Saya punya kelakar yang sering saya selipkan dalam berbagai obrolan dengan kawan-kawan. Joke itu kira-kira begini: hanya ada dua jalan untuk bisa menjadi kaya, menjadi maha kaya, terutama bagi orang-orang yang hidup di Indonesia.

Jalan pertama adalah menjadi pengusaha, berbisnis. Dan terbukti memang. Orang-orang super kaya, orang-orang dengan kekayaan berlimpah, hampir selalu melalui jalan sulit ini.

Advertisements

Dan jalan yang kedua untuk menjadi kaya raya adalah dengan menjadi koruptor.

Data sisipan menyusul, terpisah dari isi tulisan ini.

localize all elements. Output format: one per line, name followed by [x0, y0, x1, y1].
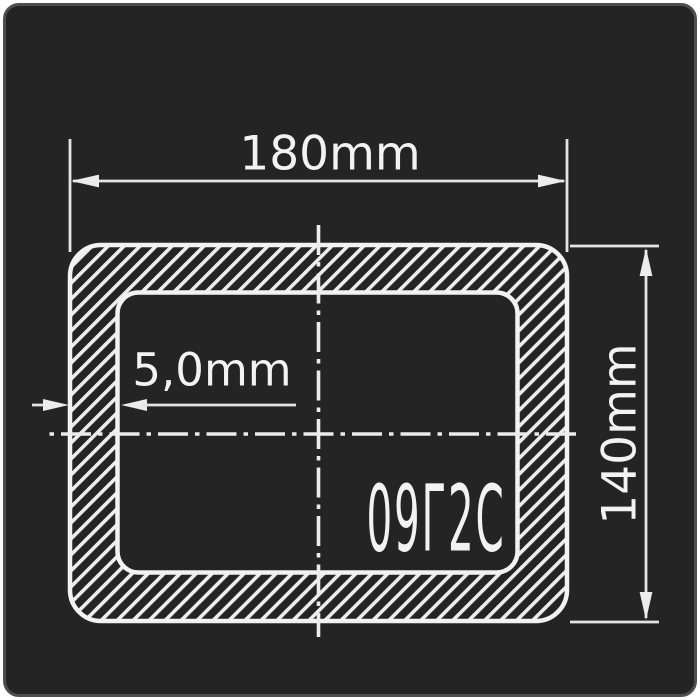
- thickness-arrow-outer-icon: [43, 399, 69, 411]
- tube-cross-section-diagram: 180mm 140mm 5,0mm 09Г2С: [0, 0, 700, 700]
- steel-grade-label: 09Г2С: [367, 465, 506, 572]
- arrowhead-down-icon: [640, 592, 653, 620]
- thickness-dimension-label: 5,0mm: [132, 344, 291, 397]
- arrowhead-right-icon: [538, 175, 566, 188]
- height-dimension: 140mm: [570, 246, 659, 622]
- width-dimension-label: 180mm: [239, 127, 420, 182]
- steel-grade-marking: 09Г2С: [367, 465, 506, 572]
- height-dimension-label: 140mm: [593, 343, 648, 524]
- arrowhead-up-icon: [640, 248, 653, 276]
- arrowhead-left-icon: [71, 175, 99, 188]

Menjadi pejabat negara lalu menumpuk kekayaan dengan melakukan korupsi. Dan terbukti memang. Banyak orang super kaya, dengan kekayaan berlimpah, menempuh jalan mudah nan berisiko ini. Tanpa korupsi, rasanya sulit seorang pejabat negara memiliki kekayaan berlimpah ruah seperti halnya para pengusaha sukses. Profil gaji yang bicara.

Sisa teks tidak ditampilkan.